República e Imperio RomanoEditar | Comentar

Los proletarii constituían una clase social de ciudadanos romanos que poseían poca o ninguna propiedad. El nombre presumiblemente se originó con el censo, que las autoridades romanas realizaban cada cinco años para producir un registro de ciudadanos y sus propiedades, que determinaba sus deberes militares y privilegios de voto. Aquellos que poseían 11.000 assēs o menos caían por debajo de la categoría más baja para el servicio militar, y sus hijos, prōlēs (descendencia), figuraban en la lista en lugar de la propiedad; de ahí el nombre proletarius (productor de descendencia). Los ciudadanos-soldados romanos pagaron sus propios caballos y armas, y lucharon sin pago por la comunidad, pero la única contribución militar de un proletariusFueron sus hijos, los futuros ciudadanos romanos quienes pudieron colonizar los territorios conquistados. Oficialmente, los ciudadanos sin propiedad se llamaban capite censi porque eran "personas registradas no en cuanto a su propiedad... sino simplemente en cuanto a su existencia como individuos vivos, principalmente como jefes ( caput ) de una familia".

Aunque incluidos en los Comitia Centuriata (Asamblea Centuriada), los proletarii eran la clase más baja, en gran parte privada de los derechos de voto. Los historiadores romanos tardíos como Tito Livio describieron vagamente los Comitia Centuriata como una asamblea popular de la Roma primitiva compuesta por centuriae, unidades de votación que representan clases de ciudadanos según su riqueza. Esta asamblea, que normalmente se reunía en el Campo de Marte para discutir la política pública, designaba los deberes militares de los ciudadanos romanos. Una de las reconstrucciones de los Comitia Centuriata presenta 18 centuriae de caballería y 170 centuriaede infantería dividida en cinco clases por riqueza, más 5 centuriae de personal de apoyo llamado adsidui, uno de los cuales representaba al proletarii. En la batalla, la caballería trajo sus caballos y armas, la clase superior de infantería armas completas y armaduras, las siguientes dos clases menos, la cuarta clase solo lanzas, la quinta hondas, mientras que los adsidui asistentes no tenían armas. En la votación, la caballería y la primera clase de infantería fueron suficientes para decidir un tema; como la votación comenzaba en la parte superior, los problemas generalmente se decidían antes de que votaran las clases bajas.

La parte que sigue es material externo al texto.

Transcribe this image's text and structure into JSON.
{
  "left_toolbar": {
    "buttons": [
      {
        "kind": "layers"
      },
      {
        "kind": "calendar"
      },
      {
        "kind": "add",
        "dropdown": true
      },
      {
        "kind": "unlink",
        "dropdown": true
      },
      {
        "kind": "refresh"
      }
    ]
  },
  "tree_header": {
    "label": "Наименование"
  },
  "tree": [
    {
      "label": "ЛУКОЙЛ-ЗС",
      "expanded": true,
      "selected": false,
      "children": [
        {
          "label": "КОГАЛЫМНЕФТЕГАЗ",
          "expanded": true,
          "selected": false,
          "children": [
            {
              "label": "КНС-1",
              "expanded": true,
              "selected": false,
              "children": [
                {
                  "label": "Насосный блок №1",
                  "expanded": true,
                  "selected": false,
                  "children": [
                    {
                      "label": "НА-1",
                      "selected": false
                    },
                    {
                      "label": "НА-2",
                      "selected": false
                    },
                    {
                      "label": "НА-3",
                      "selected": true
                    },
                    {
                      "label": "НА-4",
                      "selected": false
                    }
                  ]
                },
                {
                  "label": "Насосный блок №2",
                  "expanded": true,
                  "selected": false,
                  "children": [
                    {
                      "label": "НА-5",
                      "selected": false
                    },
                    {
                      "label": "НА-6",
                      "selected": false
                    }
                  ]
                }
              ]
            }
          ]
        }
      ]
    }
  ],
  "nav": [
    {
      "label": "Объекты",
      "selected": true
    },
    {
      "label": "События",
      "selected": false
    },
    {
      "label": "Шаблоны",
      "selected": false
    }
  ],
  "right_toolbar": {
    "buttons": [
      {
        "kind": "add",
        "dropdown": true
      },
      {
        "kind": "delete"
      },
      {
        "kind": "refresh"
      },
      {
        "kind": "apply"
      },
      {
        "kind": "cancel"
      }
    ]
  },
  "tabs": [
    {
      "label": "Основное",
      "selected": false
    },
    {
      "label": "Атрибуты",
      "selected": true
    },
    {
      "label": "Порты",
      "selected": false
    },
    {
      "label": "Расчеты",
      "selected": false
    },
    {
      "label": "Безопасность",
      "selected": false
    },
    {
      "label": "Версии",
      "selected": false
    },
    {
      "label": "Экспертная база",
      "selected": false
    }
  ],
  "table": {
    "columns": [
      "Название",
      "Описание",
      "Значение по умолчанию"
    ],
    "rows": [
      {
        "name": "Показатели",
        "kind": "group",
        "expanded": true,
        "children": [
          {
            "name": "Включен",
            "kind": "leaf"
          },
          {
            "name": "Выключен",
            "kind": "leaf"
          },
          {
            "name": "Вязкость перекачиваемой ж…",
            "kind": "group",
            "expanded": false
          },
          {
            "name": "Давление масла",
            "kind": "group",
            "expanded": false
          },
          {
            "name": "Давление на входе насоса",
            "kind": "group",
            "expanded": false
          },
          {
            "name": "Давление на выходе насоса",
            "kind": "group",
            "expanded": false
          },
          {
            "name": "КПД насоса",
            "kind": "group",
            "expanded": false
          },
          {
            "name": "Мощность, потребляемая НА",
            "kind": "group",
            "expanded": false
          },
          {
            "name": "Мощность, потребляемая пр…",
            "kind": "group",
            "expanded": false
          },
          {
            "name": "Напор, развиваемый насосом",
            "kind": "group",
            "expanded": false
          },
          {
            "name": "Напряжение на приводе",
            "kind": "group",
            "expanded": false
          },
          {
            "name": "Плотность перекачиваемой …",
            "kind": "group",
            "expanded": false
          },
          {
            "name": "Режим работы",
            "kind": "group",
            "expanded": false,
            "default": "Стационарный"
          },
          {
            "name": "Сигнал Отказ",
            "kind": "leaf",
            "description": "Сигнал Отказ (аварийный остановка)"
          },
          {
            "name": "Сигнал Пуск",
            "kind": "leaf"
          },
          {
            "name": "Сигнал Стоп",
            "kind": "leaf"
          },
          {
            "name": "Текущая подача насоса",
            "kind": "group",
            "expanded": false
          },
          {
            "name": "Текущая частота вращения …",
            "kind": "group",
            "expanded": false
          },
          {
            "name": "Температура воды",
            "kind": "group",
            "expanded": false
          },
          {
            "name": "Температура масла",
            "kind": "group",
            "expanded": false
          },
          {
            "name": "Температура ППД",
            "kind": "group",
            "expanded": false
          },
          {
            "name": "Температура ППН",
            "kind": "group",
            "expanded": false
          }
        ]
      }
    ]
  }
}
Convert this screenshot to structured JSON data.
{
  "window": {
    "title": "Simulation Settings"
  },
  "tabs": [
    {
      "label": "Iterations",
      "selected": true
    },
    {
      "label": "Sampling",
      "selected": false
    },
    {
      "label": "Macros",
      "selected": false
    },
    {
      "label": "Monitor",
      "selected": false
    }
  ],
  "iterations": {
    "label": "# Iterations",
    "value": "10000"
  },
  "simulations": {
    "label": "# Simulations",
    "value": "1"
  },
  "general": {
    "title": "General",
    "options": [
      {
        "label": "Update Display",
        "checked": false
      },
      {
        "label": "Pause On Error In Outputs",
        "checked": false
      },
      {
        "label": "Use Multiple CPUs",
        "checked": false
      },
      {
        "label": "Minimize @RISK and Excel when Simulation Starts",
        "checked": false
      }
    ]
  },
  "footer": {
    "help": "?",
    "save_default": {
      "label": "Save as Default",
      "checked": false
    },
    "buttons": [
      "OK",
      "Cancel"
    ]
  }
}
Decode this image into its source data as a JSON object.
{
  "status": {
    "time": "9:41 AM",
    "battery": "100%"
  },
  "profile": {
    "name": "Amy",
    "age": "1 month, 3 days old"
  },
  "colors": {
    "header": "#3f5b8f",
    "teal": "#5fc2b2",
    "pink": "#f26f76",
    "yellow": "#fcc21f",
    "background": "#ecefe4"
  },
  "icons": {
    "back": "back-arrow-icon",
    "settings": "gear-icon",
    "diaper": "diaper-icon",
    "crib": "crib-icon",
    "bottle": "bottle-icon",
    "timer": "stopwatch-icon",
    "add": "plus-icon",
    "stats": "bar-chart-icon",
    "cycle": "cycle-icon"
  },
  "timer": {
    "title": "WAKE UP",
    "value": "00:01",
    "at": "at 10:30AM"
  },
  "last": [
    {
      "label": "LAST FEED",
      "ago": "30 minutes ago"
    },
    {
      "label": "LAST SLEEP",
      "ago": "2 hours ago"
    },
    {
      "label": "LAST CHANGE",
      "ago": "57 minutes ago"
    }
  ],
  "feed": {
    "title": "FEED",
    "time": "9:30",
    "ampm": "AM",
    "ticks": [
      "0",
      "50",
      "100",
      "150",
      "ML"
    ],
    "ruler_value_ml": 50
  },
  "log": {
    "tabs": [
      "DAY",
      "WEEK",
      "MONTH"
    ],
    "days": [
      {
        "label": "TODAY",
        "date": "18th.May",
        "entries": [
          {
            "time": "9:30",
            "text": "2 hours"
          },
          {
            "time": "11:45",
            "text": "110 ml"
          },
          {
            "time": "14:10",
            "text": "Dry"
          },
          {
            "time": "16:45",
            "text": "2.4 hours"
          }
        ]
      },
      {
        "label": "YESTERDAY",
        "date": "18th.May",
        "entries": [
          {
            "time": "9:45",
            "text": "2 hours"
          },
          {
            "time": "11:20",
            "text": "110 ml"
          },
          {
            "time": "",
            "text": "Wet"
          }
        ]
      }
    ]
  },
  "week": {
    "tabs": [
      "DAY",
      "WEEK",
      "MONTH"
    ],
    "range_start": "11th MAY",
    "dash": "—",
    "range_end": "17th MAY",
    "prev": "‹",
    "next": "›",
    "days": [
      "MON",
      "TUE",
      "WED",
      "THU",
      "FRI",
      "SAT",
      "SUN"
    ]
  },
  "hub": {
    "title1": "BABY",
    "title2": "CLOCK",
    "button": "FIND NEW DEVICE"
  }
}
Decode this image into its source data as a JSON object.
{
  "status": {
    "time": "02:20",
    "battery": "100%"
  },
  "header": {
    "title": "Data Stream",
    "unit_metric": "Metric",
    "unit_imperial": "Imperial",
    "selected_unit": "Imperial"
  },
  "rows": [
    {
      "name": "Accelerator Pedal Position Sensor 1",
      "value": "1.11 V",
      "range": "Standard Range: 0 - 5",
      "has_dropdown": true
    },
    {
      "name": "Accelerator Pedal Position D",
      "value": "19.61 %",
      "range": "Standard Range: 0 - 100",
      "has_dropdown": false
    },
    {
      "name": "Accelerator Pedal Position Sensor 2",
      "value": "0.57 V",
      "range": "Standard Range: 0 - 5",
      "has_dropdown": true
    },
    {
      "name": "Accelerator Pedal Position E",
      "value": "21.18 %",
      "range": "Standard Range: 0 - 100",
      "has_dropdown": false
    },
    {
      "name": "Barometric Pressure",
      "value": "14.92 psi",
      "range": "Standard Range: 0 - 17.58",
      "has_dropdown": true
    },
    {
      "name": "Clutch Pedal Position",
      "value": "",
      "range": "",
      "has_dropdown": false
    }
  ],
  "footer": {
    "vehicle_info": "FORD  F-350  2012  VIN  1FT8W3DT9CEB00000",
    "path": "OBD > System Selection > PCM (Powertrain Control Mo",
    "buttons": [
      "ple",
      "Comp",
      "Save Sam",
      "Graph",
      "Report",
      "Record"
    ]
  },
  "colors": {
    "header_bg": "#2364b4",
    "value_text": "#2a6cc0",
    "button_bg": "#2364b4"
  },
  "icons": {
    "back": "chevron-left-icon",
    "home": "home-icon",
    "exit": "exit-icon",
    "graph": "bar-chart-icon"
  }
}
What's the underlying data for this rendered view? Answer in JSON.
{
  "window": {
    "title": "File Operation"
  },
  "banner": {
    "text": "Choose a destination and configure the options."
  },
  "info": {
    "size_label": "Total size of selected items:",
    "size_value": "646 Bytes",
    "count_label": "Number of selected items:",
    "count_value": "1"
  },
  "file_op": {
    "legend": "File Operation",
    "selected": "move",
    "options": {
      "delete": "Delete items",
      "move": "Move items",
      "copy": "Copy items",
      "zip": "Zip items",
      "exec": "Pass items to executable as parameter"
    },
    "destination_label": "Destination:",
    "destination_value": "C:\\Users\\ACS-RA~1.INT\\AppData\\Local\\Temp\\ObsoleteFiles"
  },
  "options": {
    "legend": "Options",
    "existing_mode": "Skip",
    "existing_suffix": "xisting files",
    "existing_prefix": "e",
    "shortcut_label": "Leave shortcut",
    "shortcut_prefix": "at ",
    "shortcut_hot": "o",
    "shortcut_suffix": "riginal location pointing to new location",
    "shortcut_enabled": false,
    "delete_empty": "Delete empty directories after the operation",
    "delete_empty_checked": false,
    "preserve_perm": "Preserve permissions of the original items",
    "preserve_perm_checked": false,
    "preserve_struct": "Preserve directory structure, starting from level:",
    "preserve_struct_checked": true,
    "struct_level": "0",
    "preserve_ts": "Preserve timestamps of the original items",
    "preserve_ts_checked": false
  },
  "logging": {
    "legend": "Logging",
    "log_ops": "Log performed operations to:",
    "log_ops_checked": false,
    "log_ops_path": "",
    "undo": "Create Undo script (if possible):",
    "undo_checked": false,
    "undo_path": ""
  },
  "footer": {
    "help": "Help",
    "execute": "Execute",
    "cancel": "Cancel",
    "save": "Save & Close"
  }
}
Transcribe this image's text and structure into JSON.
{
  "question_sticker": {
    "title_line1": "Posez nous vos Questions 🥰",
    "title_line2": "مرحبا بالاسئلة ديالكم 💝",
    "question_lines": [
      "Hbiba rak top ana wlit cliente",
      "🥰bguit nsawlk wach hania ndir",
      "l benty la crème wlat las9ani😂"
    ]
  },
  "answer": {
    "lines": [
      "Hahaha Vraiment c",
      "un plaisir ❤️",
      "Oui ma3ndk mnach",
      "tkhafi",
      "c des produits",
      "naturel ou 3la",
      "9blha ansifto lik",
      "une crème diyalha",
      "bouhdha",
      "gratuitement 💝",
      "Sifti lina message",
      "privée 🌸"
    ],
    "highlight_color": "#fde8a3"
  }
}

Después de la Segunda Guerra Púnica en 201 a. C., la Guerra de Jugurthine y varios conflictos en Macedonia y Asia redujeron el número de agricultores familiares romanos, y la República experimentó una escasez de soldados ciudadanos con propiedades. Las reformas marianas del 107 a. C. extendieron la elegibilidad militar a los pobres urbanos y, en adelante, los proletarii, como soldados pagados, se convirtieron en la columna vertebral del ejército, que luego sirvió como la fuerza decisiva en la caída de la República y el establecimiento del Imperio.

Uso modernoEditar | Comentar

Marchas obreras previas a la Revolución Bolchevique
Marchas obreras previas a la Revolución Bolchevique

A principios del siglo XIX, muchos académicos liberales de Europa occidental, que se ocupaban de las ciencias sociales y la economía, señalaron las similitudes socioeconómicas de la clase obrera industrial moderna en rápido crecimiento y los proletarios clásicos. Una de las primeras analogías se puede encontrar en el artículo de 1807 del filósofo y politólogo francés Hugues Felicité Robert de Lamennais. Más tarde se tradujo al inglés con el título "Modern Slavery".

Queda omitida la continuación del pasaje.